Learn the signs and understand the situation
Domestic violence is a pattern of abusive behavior in a relationship used to gain power and control over another person. Abuse can take many forms— In addition to overt physical force, abuse can consist of threats, coercively controlling all finances, using children as leverage, playing mind games, humiliation and name calling, and isolation from family and friends. Look for warning signs of a potentially abusive relationship: possessive and controlling behavior, a short temper, restricting a partner’s ability to see loved ones, inhibiting work or schooling, substance abuse, and making harsh or demeaning verbal comments.
While difficult to understand from the outside, an individual in an abusive relationship may choose to stay for countless reasons. A survivor of domestic violence may fear being alone, worry about the impact on her kids, feel shame and embarrassment at the idea of someone finding out, lack the financial resources to live independently, and fear retaliation from her partner if she tries to leave. She may also sincerely love her partner and hope things will change.

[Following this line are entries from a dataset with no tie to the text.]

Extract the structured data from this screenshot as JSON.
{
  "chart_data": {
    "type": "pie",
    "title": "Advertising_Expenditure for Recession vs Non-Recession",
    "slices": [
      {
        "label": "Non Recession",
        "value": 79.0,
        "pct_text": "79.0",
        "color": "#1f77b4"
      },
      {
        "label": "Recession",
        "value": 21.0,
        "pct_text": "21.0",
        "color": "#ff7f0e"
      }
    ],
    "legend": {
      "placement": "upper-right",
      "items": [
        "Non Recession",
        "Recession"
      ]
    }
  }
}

It takes courage and vulnerability to open up about an experience of relationship abuse. Affirm your friend’s bravery and show compassion. Really listen to her story, and don’t immediately jump in and try to fix the situation. Every relationship and process of healing from abuse is different. Encouraging a friend to immediately leave an abusive situation may not be the best choice for her situation. In fact, attempting to leave an abusive partner exponentially increases the likelihood a partner will use lethal force in retaliation. Additionally, her religious beliefs, family, or other community may encourage her to stay in the relationship. Offer your friend hope and let her know you’re a safe and steady source of support.
- If you’re approaching a friend about a relationship you suspect may be abusive, share your observations about her interactions with her partner.
- Point to specific behaviors and explain how that behavior would make you feel if you were in her shoes.
- Ask her if she wants to talk about it and let her know she’s not alone, and always remind your friend the situation is not her fault.
- No matter the reason for the behavior, everyone is responsible for their own actions and no one deserves abuse.
Pass on resources
In addition to offering your support and a listening ear, pass on resources you think may help. Learn about organizations in your community offering services to domestic violence survivors. Local organizations may offer support groups, emergency shelters, hotlines, legal advocacy, and other resources that could be valuable for your friend. Once you learn about available resources, consider sharing that information spontaneously with your circle of influence— you never know who might be in need of help. National educational resources are available from the National Coalition Against Domestic Violence, National Resource Center on Domestic Violence, and The Mend Project. The National Domestic Violence Hotline offers confidential help 24/7 at 1-800-799-7233 (SAFE) or 1-800-787-3224 (TTY).
Domestic violence is far too common and very often overlooked. Take the time to educate yourself about domestic violence and learn about organizations working to reduce the statistics. Being available and prepared to talk about relationship violence with your friend may be the support she needs to recognize, escape, or heal from an abusive relationship.